Arthur Hayes referenced this indicator and stated, "Among the top five perpetual contract DEXs, Hyperliquid has the most genuine trading volume because it has the lowest ADV/OI ratio."

However, Hayes also believes that over time and as the market environment changes, Hyperliquid's visible share of the overall average daily volume (ADV) will continue to increase.
&HYPE: Price vs. On-chain Metrics
Meanwhile, at the time of writing, the HYPE's trading price is around $34.98, up 13.37% in the past 24 hours. However, despite the strong price performance, on-chain data indicates that market sentiment remains relatively cautious.
Santiment's data shows that between mid-January and mid-February, there was a noticeable divergence between developer activity and market sentiment: project development activity continued to progress, but market sentiment did not warm up accordingly.

Source: Santiment
However, investor sentiment remains mostly negative, primarily because traders are more focused on short-term price fluctuations. Only recently has market sentiment started to recover, indicating that the market may finally be recognizing the platform's continuously improving utility and revenue model.
Notably, this is not the first time Hayes has expressed strong confidence in HYPE. As early as February 21, this BitMEX co-founder stated on X that he was consistently accumulating HYPE and had set a target price of $150.

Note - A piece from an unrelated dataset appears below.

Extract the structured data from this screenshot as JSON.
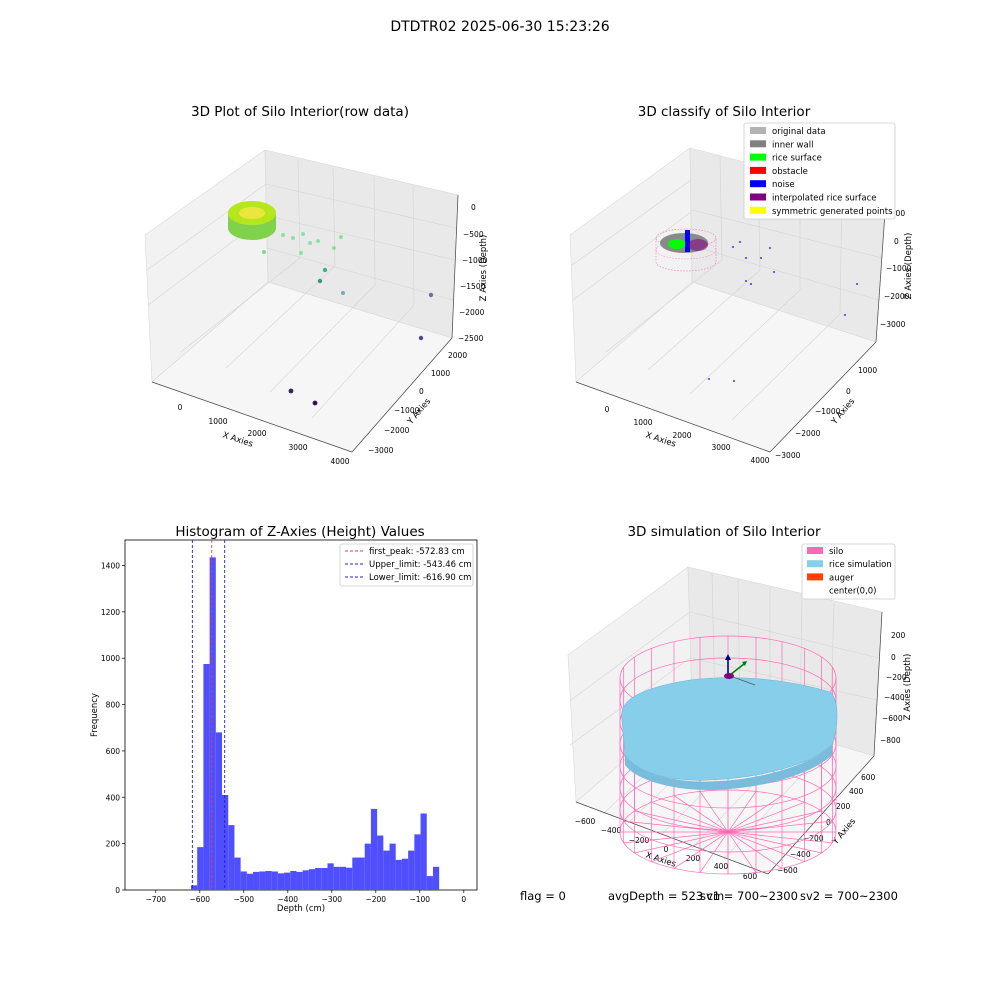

In his earlier assessment, this target price could be achieved by July 2026; however, in the latest prediction, the timing has been postponed to around August 2026. However, this is premised on the protocol achieving an annualized revenue of approximately $1.4 billion.
Final Summary
Indicators like Hyperliquid's low ADV/OI ratio suggest that its trading activity comes more from real users rather than artificially inflated volume.
Meanwhile, market sentiment remains cautious, indicating that investors are still awaiting clearer signals to confirm the platform's ability to achieve sustainable growth.